This month. Right around this time, a year ago, I found myself in a very dark place. In September 2012 my husband of almost five years asked me for a divorce. Honestly, my world shattered. I was immediately overwhelmed with a million questions. Why me? What did I do so wrong? How could I be so unlovable? Was I really that horrible of a person that my own husband wanted nothing to do with me? What am I going to do?
For weeks, that added up to months, I walked around feeling like I had been punched in the stomach. My mind was so clouded with anger, hate, and resentment, to name a few, that I couldn’t even think straight. I was so deeply hurt. At that moment I just knew that I would never be able to put back together the pieces of my broken heart. Each night I would lay awake staring at the ceiling, with tears rolling down my face, thinking about my son. Wondering what I would tell him, wondering if he even understood what was going on. Aside from God’s true grace, he was the one thing that kept me going.
It’s been one year now. In this past year I have learned so much about love, life, myself, and the resiliency of my heart. I am in a much much better place now. Things are not always easy and sometimes they even suck a little bit but I am learning to take it all as a lesson. It’s taken me a very long time to understand that all I really need to do is to trust God.
I’ve been doing a lot of soul-searching these past several months and I’ve really had some clarity. I’m ready to be a different person. I’m ready to be the person that I have always wanted to be. Over the years I taught myself to blame others, to blame situations, to blame God, for my life being in the shape that it has been. But I’m realizing now that the only one responsible for me is me. I stupidly assigned others the responsibility of making me happy. Every time that I did someone or something let me down. The burden laid on them. It was their fault I was heartbroken, unhappy, angry, sad, or even happy. I shouldered none of the responsibility.
What a horrible way to live. No wonder I was so unhappy. I know I don’t want to be this person anymore. I don’t want to be this example to my son and I certainly don’t want to cast this burden on to someone else.

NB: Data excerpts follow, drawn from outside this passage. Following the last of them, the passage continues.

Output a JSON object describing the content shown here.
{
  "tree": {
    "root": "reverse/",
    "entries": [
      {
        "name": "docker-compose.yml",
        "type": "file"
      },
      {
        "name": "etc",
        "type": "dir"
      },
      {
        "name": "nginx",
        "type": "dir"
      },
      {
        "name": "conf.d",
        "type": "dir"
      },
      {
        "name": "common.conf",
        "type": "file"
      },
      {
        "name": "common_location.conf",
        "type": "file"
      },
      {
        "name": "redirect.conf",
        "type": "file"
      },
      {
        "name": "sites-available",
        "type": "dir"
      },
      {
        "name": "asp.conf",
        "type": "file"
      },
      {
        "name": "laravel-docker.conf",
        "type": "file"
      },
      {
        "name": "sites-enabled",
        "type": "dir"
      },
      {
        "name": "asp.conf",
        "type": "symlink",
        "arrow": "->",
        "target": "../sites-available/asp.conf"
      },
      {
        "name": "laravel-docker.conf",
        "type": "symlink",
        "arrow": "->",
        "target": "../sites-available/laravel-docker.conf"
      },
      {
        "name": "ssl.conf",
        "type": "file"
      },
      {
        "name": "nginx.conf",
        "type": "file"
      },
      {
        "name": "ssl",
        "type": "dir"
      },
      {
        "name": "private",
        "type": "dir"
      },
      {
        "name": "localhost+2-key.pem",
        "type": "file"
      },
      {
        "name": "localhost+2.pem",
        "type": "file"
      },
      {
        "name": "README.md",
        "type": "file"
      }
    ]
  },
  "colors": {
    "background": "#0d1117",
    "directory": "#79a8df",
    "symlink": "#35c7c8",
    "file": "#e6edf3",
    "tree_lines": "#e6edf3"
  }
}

My prayer is that God begin to mold and shape my heart in such a way that my true happiness will be found in Him. That I will take hold of my life and hold only myself responsible for the things that I do or don’t do. I pray that I be the best example to my son and that one day he look back on his life and know that I did everything I knew to do to show him how much I love him. And I pray that one day I will be able look back on my own life and know that I was the best woman, mom, wife, sister, daughter, and person that I could be.
Perhaps even one day I will sit down with my ex-husband, the father of my son, and apologize for making him carry the heavy load of being my happiness.